Alyssa A. James

Alyssa A. James

My Biography

Alyssa A. James has been selected to receive the 2023 Setha M. Low Engaged Anthropology Award. This award honors individual anthropologists (or multi-disciplinary groups or organizations with at least one anthropologist) or projects which have demonstrated a deep commitment to social justice and community engagement by applying anthropology to effectively address a pressing issue facing people and the planet.

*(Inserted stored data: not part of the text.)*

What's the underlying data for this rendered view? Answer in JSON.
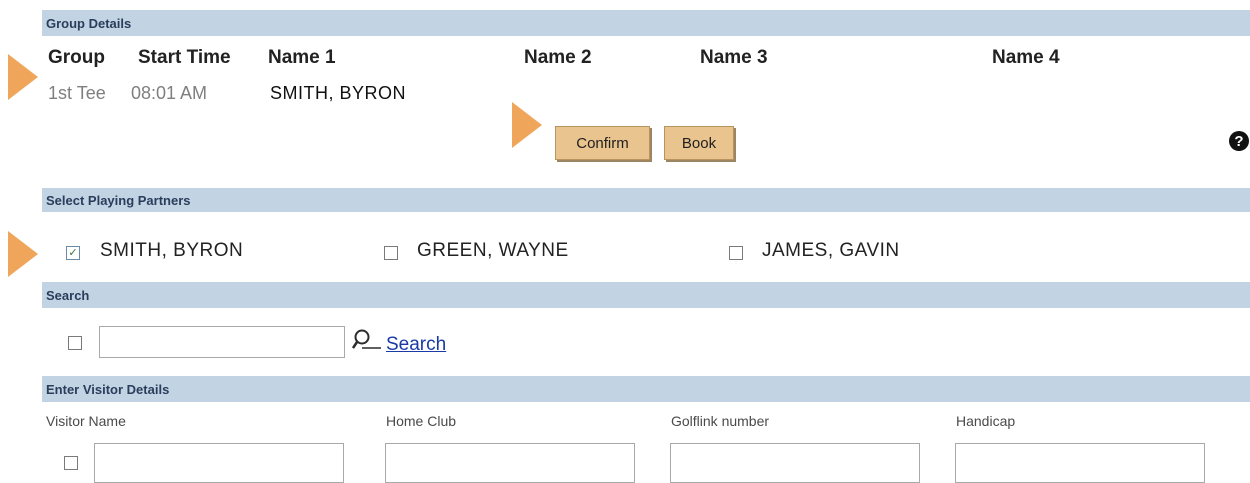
{
  "sections": {
    "group_details": "Group Details",
    "select_partners": "Select Playing Partners",
    "search": "Search",
    "visitor_details": "Enter Visitor Details"
  },
  "group_table": {
    "headers": [
      "Group",
      "Start Time",
      "Name 1",
      "Name 2",
      "Name 3",
      "Name 4"
    ],
    "row": {
      "group": "1st Tee",
      "start_time": "08:01 AM",
      "name1": "SMITH, BYRON"
    }
  },
  "buttons": {
    "confirm": "Confirm",
    "book": "Book",
    "help": "?"
  },
  "partners": [
    {
      "name": "SMITH, BYRON",
      "checked": true
    },
    {
      "name": "GREEN, WAYNE",
      "checked": false
    },
    {
      "name": "JAMES, GAVIN",
      "checked": false
    }
  ],
  "search": {
    "input_value": "",
    "link_label": "Search"
  },
  "visitor": {
    "labels": [
      "Visitor Name",
      "Home Club",
      "Golflink number",
      "Handicap"
    ]
  },
  "colors": {
    "section_bar": "#c2d3e4",
    "button": "#e9c48e",
    "arrow": "#f0a65a",
    "link": "#1a3aa8"
  }
}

Alyssa A. James is a first-generation Jamaican Canadian scholar and writer from Toronto, Canada. She received her Honours Bachelor of Science with Distinction in Psychology and Equity Studies from the University of Toronto and a Master of Arts in Social Anthropology from York University. She is currently a PhD candidate in the Department of Anthropology at Columbia University where she studies how discourses of possibility shape the nascent coffee industry in Martinique and shed light on Caribbean futures. Her scholarship receives generous support from the Social Sciences and Humanities Research Council of Canada and the Wenner-Gren Foundation. She is co-host of Zora’s Daughters Podcast, a Black feminist anthropological take on popular culture and issues that concern Black women which was the recipient of a 2022 Society of Fellows and Heyman Center for the Humanities and Humanities New York Public Humanities Graduate Fellowship. Outside of academe, you can find Alyssa dancing, travelling, and writing about it.